On May 12, 2004 an email arrived with pictures of what might just be the property I had been waiting for: an estate, a little over 20ha (50 acres), with 12.5ha (30 acres) of vines. It was on the granite side of the mountain range, at 500- 600m (1,600-2,000ft) above sea level, on the meia encosta (half way up the slope). It lay in the parish of Reguengo, and old farmers told us that this was where some of Portalegre’s best wines were produced.
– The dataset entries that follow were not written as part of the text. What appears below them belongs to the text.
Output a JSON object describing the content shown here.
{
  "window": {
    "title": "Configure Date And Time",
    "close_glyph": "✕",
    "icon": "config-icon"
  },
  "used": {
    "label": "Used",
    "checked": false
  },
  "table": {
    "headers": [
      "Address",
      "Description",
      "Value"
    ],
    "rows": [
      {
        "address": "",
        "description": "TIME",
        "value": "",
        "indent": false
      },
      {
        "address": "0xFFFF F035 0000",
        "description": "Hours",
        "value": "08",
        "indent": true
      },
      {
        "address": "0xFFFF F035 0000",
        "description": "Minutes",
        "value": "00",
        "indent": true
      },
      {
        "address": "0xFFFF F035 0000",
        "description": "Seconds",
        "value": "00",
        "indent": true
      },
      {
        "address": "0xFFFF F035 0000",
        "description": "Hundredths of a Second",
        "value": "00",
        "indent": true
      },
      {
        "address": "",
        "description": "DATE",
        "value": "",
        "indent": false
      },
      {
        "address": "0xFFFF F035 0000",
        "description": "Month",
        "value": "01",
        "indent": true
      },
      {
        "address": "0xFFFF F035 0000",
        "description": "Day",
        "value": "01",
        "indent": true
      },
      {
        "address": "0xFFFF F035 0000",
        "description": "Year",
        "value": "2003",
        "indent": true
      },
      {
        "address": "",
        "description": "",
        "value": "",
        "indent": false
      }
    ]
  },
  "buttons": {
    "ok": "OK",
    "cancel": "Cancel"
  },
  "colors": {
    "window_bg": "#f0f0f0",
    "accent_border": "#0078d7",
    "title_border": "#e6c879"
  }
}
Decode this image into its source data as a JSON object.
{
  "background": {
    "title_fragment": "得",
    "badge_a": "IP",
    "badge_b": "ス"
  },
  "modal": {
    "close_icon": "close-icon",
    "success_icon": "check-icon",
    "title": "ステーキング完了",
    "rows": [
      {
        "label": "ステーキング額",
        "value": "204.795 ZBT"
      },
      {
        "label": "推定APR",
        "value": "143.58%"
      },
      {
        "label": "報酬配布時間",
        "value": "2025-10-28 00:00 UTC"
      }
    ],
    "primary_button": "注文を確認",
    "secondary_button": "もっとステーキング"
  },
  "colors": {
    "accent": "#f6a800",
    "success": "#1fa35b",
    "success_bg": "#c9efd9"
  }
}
Part of the vineyard was abandoned, but there was the all-important licence to replant, and at its core were some well-established 30-yearold vines. There was a small ruined adega and four small houses that would be perfect for tourism. Looking closely at the pictures, I realized that I had been to the property in 1989, when researching my first book, Portugal’s Wines and Wine Makers. At that time it was being replanted by one of Portugal’s leading wine companies, José Maria da Fonseca, for Jorge d’Avillez, and it had been the source of some excellent Garrafeiras in the mid-1980s. The problem was that the timing could not have been much worse. Our first son, Edward, had been born two months earlier, and my father was struggling at home with Alzheimer’s. There was no way I could visit the property soon. But could I risk bidding for Quinta do Centro without going back to look it over more carefully? After 16 years of searching, could I risk the wait?